Updating CFD server E5-2697AV4 to something faster (x2/x3 the speed)

andy_ · October 11, 2024, 04:31

Quote:

Originally Posted by MFGT

The old server ran with 2600Mhz clock speed maximum, which is 25% less. So I dont understand its the same performance. We use the old 8x16 GB 2133MHz RAM and according to our IT, it is placed in the correct sockets. Furher carry over is the data HDD.

A plot of time vs number of cores (1, 2, 4, 8, 16, 32) with a decent sized CFD problem (e.g. 2M mesh like the pinned openfoam benchmark) will enable you to see when memory access starts to become the bottleneck. This may provide a clue to what's wrong. For example, the single core result may not line up with the benchmark of others, the efficiency may start plumetting at low cores (memory in wrong sockets), etc...
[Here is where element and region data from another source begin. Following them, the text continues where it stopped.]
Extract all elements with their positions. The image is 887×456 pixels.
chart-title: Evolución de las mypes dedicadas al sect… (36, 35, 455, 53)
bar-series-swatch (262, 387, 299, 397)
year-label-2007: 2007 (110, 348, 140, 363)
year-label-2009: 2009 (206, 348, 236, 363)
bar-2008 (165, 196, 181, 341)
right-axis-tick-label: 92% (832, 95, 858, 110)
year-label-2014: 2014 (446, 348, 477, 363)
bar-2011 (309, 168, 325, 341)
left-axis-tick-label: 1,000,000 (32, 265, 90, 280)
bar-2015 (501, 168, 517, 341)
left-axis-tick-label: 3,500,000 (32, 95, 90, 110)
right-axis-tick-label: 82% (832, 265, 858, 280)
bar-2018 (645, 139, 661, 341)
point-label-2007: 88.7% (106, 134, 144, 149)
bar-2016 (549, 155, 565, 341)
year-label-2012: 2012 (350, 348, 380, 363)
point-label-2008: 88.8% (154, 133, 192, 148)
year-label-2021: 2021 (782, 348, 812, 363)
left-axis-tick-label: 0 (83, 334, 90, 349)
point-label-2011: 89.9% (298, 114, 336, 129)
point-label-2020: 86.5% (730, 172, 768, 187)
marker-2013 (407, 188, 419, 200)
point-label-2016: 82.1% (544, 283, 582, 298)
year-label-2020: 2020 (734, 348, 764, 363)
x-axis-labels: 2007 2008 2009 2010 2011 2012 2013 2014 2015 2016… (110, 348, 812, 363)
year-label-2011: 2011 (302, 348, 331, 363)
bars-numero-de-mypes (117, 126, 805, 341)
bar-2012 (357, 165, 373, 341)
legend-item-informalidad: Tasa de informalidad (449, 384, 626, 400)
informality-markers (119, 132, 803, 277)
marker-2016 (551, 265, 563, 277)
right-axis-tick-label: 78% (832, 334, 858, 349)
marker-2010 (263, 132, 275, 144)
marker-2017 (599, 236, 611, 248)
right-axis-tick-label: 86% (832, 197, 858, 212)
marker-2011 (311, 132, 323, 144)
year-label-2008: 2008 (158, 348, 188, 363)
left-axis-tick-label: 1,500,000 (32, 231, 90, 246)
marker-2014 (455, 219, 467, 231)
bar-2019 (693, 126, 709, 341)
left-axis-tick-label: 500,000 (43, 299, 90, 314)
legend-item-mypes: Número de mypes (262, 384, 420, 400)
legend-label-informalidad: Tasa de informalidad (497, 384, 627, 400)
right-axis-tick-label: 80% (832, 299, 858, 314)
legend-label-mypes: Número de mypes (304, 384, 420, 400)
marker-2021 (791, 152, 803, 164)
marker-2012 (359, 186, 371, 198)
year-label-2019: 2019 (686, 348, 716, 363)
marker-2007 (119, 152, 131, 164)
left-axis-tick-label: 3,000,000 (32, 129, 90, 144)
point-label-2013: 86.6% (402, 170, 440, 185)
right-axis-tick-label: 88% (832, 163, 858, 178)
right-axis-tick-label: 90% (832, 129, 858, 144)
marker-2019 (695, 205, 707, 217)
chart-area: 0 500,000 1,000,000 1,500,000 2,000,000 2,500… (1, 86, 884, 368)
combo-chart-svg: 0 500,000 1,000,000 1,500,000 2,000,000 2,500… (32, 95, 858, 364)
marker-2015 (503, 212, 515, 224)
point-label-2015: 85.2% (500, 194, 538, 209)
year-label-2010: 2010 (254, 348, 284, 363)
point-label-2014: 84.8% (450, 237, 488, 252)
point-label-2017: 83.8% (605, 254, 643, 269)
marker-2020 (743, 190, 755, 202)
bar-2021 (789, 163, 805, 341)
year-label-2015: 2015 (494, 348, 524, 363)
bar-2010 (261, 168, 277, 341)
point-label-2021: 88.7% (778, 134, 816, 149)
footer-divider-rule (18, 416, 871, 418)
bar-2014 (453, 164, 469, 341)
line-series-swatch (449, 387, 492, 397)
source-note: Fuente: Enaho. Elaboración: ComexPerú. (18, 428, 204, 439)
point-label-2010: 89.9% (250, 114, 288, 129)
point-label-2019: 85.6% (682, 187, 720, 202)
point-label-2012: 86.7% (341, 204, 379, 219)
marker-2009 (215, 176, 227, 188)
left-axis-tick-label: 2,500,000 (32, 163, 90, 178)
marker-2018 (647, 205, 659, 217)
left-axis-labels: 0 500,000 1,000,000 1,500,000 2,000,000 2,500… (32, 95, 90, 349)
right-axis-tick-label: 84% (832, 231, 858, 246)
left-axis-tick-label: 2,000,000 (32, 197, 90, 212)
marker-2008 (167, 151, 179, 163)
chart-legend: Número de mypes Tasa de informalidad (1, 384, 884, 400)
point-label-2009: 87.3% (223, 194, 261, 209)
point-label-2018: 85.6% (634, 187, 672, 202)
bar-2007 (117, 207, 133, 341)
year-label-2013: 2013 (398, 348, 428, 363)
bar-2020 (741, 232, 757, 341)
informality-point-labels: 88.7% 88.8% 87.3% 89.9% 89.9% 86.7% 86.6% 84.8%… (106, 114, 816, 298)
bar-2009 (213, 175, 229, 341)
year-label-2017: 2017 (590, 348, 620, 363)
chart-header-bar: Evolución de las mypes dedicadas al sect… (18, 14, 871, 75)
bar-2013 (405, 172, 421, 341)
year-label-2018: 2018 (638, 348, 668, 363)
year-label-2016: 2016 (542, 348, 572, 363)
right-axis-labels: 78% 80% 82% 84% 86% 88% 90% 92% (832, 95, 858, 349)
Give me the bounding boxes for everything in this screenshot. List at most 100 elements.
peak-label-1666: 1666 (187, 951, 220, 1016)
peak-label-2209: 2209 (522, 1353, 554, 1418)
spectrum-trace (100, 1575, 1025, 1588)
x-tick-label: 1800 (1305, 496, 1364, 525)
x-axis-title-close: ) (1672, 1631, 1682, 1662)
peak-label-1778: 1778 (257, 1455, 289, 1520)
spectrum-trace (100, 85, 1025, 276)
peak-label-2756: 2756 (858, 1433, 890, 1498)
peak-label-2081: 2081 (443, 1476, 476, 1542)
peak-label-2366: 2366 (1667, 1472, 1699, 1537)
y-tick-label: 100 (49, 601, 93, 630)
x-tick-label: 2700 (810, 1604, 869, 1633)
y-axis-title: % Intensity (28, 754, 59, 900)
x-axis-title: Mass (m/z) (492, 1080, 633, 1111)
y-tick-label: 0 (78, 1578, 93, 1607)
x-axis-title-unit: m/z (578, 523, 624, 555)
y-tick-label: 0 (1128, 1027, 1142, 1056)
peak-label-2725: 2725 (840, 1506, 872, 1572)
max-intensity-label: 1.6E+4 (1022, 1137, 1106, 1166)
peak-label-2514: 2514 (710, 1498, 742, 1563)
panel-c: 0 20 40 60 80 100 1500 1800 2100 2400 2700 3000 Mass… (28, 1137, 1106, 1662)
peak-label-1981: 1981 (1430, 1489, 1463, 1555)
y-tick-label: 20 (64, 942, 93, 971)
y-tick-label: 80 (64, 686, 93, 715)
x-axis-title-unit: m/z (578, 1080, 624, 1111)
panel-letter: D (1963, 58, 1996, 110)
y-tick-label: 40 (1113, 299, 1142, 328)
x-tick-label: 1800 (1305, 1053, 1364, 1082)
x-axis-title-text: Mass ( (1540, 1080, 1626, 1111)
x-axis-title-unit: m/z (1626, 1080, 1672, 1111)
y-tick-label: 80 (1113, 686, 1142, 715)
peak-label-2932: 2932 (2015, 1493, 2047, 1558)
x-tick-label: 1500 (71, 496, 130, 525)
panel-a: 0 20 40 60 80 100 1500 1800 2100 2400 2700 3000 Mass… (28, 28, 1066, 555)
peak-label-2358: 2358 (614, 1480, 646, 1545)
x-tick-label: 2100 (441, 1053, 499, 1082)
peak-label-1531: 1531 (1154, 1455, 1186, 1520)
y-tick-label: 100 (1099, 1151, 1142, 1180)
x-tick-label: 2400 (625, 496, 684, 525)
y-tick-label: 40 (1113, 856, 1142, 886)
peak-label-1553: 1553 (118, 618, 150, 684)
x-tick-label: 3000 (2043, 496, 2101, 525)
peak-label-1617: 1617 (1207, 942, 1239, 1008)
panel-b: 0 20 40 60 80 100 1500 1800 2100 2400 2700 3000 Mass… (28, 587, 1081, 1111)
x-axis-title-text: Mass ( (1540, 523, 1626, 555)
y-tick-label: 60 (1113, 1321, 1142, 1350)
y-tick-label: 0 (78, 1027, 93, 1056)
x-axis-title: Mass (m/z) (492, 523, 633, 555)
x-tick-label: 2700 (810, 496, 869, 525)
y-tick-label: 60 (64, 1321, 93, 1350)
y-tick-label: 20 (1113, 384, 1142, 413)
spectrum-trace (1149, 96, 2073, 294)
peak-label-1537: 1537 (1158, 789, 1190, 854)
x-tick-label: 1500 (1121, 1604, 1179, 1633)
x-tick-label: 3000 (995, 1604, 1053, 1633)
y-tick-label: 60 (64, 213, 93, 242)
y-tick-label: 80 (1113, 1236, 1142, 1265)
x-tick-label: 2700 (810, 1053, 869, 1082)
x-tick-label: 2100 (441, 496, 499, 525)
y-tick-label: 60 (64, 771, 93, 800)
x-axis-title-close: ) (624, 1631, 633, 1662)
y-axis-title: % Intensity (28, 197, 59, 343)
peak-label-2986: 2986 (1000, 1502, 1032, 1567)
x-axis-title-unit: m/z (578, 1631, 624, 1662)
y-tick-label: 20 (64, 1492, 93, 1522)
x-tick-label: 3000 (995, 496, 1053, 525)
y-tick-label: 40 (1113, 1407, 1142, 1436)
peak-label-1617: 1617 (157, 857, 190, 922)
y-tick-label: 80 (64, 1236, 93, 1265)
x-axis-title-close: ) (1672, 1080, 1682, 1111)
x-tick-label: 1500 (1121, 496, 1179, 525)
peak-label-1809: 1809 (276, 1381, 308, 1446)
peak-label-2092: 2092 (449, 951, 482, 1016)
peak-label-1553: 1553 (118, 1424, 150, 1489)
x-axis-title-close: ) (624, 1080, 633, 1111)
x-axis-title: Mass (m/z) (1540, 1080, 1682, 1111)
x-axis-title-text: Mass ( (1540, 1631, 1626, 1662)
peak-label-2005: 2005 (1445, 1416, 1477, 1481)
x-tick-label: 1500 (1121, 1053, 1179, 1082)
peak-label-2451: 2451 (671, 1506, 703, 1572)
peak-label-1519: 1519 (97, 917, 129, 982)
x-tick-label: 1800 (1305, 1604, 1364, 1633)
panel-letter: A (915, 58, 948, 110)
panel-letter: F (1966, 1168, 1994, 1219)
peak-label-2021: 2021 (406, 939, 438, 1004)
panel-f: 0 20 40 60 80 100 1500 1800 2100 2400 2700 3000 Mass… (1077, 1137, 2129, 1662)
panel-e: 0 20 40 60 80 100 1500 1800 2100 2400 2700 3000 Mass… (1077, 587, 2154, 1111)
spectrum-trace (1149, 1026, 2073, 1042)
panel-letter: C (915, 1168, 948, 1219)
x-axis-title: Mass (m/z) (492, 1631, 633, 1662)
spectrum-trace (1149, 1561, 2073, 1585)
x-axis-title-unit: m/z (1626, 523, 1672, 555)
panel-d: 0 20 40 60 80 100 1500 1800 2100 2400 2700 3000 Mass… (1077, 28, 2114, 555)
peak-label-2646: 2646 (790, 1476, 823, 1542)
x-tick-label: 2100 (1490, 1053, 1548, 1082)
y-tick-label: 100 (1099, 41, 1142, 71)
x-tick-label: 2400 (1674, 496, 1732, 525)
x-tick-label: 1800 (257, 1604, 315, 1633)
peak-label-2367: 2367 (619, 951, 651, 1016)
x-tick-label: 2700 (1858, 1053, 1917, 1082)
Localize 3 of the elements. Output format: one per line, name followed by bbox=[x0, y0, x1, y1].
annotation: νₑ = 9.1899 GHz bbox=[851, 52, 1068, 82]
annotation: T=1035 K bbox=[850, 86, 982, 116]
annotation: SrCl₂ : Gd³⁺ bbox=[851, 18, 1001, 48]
What tends to matter most for implicit CFD simulations is the number of memory channels. Your new system has either 8 or 16 depending on whether you have 1 or 2 processors. Your old dual Xeon system has 8 channels. So if your new system has only 1 processor I would expect implicit CFD performance to be in the same ballpark with the same memory. But information on parallel efficiency would help with being sure about where the bottleneck lies.

PS If you are only using 8 memory chips with 2 processors then that is very likely the problem since there are 16 memory channels. 8 more memory chips is likely to double the performance for runs using higher numbers of cores.

MFGT · October 11, 2024, 06:44

Thanks for your inpout Andy. Memory size is no issue, its propably the Speed.

And new RAM wasnt in budget unfortunatly.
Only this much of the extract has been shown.